Gary’s life began on March 19, 1946. He was born to Oscar and Ingeborg Hagen (Sonderstrom) and grew up alongside his two brothers and three sisters near Prospect Park in Brooklyn, NY. By all accounts, his family did not have an abundance of money, but from the beginning he had an abundance of love for others and grit. After Gary spent the best three years of his life in the fourth grade, he went on to graduate from the school of hard knocks. From a young age he learned to hustle on the streets with his friends singing doo-wop on corners and polishing shoes. By his mid-twenties, Gary had started his own plumbing business which he owned for more than thirty years. Over the years, Gary built a loyal client base by making genuine connections with people and consistently demonstrating integrity in his business practices. When his sons were old enough, they began working alongside him learning the trade and how to run a business. Using the skills they had learned from him, they both eventually went on to start their own businesses.
Gary met his wife, Ellen, when he was twenty-four. When he gave his number to Ellen his friends bet that she would not call, but Ellen and Gary both felt an instant spark and that spark ignited a love that has only grown over time. A year after they met, Ellen and Gary were married and began to raise their children together in the Bay Ridge neighborhood of Brooklyn. On the weekends, Gary would take his children to fly kites on Shore Road, hang out on the beach, or go ice skating and would let Ellen get her beauty rest in at home. Every summer, no matter how poor they were, Gary and Ellen would take their children to upstate to spend the days swimming in Lake George and nights singing around the campfire. Gary made sure to teach his children many lessons over the years, such as the essentiality of breakfast, how to run the table, but most importantly how to be a good husband and father.
His children went on to carry those lessons with them in their lives and passed them on to his grandchildren. Gary never forgot to tell his grandchildren exactly where their good looks came from, and how proud he was of them and their accomplishments. Whenever they would come to visit him and Ellen at their home in Catskill, NY, he would fill their stomachs with his famous mac and cheese, krumkake, and lobscouse; and every year on their birthdays, Ellen would call the grandchildren and Gary would jump in and start singing happy birthday to them with his signature doo-wop twist.

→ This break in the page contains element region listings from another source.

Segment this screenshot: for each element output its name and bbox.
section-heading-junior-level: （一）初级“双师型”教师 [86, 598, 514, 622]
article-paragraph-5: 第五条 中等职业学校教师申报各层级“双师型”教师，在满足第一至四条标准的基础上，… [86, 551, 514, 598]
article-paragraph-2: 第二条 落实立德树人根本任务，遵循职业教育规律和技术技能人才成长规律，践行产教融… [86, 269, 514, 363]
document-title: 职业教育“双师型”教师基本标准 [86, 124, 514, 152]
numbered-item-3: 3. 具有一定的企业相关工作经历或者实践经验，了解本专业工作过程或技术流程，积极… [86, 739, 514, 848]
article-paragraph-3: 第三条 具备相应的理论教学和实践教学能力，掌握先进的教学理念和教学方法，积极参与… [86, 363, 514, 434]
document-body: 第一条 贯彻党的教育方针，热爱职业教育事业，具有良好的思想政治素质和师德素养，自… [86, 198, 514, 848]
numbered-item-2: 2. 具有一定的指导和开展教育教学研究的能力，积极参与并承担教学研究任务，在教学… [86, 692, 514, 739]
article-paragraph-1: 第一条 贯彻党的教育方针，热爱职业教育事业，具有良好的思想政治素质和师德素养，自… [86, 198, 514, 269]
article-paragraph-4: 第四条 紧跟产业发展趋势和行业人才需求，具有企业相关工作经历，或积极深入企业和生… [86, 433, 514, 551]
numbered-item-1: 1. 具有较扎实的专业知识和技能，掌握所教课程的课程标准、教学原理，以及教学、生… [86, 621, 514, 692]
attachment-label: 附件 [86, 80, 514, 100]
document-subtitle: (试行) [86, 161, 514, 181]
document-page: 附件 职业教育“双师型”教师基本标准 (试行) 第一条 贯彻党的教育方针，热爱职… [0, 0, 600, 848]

Gary will be deeply missed by anyone that knew him. Throughout his life his propensity to do more for others than himself, value relationships more than material goods, and balance kindness with (sometimes brutal) honesty has paid dividends in friendship and love.
Relatives and friends may call 2-6PM Monday at Traver & McCurry Funeral Home, 234 Jefferson Heights, Catskill. Funeral services will be held 11 AM Tuesday at the funeral home. Interment will be at the Town of Catskill Cemetery.